The Myth of Natural Talent- Blog 16

 People enjoy the story of an overnight genius, the person who walks in, does one move and suddenly the whole crowd says "what a natural". It is a pretty story to share at parties and gatherings but it is also lazy and honestly, harmful to the art one is pursuing. This is because, when we talk about natural talent in dance like it is some magical birth right, we erase every element that actually makes a good dancer, from those long 8 to 10 hours of practice, new blood clot in different places of the body everyday to the intolerable body ache. 

Lets be real here; some people have a head-start. Maybe they were toddlers who loved music, or they grew up in a home where the family believed in art and culture. That helps. But it is not the same thing as being born with perfect turns, flawless musicality, or an immunity to bad technique. The moves you see on stage are not a gift a dancer unwraps one fine morning,  they are the result of training that teaches the body to do what the brain decides.

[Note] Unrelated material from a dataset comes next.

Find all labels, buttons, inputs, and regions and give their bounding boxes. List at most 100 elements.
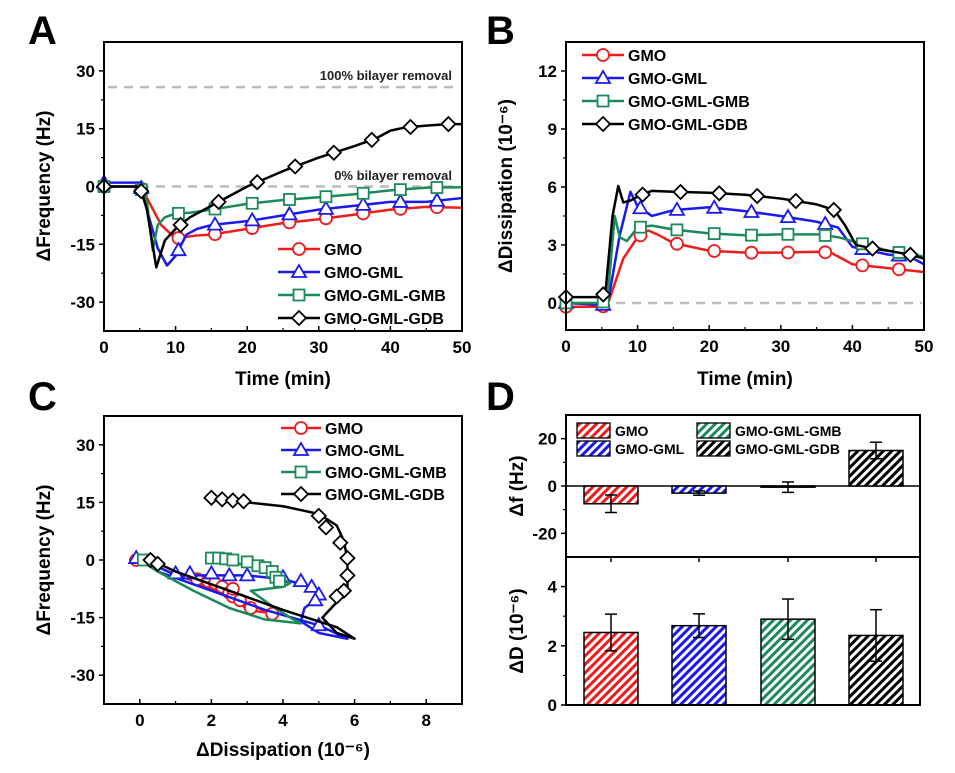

Technique is the invisible and unglamorous work that goes behind. It’s the repetition of the same basic step until your muscles forget how to be sloppy. It’s the warm-up you skip when you’re tired, only to realise later that that skip is what caused your ankle to twist. Turns, jumps, lines, they look effortless when they are truly earned. But there’s nothing natural about committing to the grind. The body learns patterns, memory, balance and muscle coordination, and technique is the manual for that learning. The “natural” dancer you admire? Chances are they have a lot of technique under their feet, and a teacher who told them the same correction a thousand different ways until it stuck.

There’s also a mental side people forget. Confidence isn’t just attitude, it’s familiarity. When you practice something until it’s predictable, performing it becomes less scary. That “one-take” magic you applaud is actually the confidence you get from doing a step hundreds of times in a sticky studio with bad mirrors. Perseverance rewires your brain. It teaches you to spot mistakes and fix them instantly. That mental toughness looks like ease on stage, but it grew out of failure and repetition.

Believing in natural talent has consequences beyond mis crediting hard work. It scares beginners. A student who doesn’t see themselves as “naturally gifted” often gives up early, thinking they don’t belong. We create a myth that talent is fixed, and then we are surprised when students fall away. If we spent as much energy teaching persistence as we do applauding “innate ability,” we’d have far more dancers sticking around to become artists.

Social media makes the problem worse. Short clips reward the highlight reel, not the process. We see the finished product on our screens and assume it arrived fully formed. When a clip goes viral, people comment “so natural,” and the dancer’s long practice fades into the background. That erases labour, and it teaches everyone that the visible win is all that matters.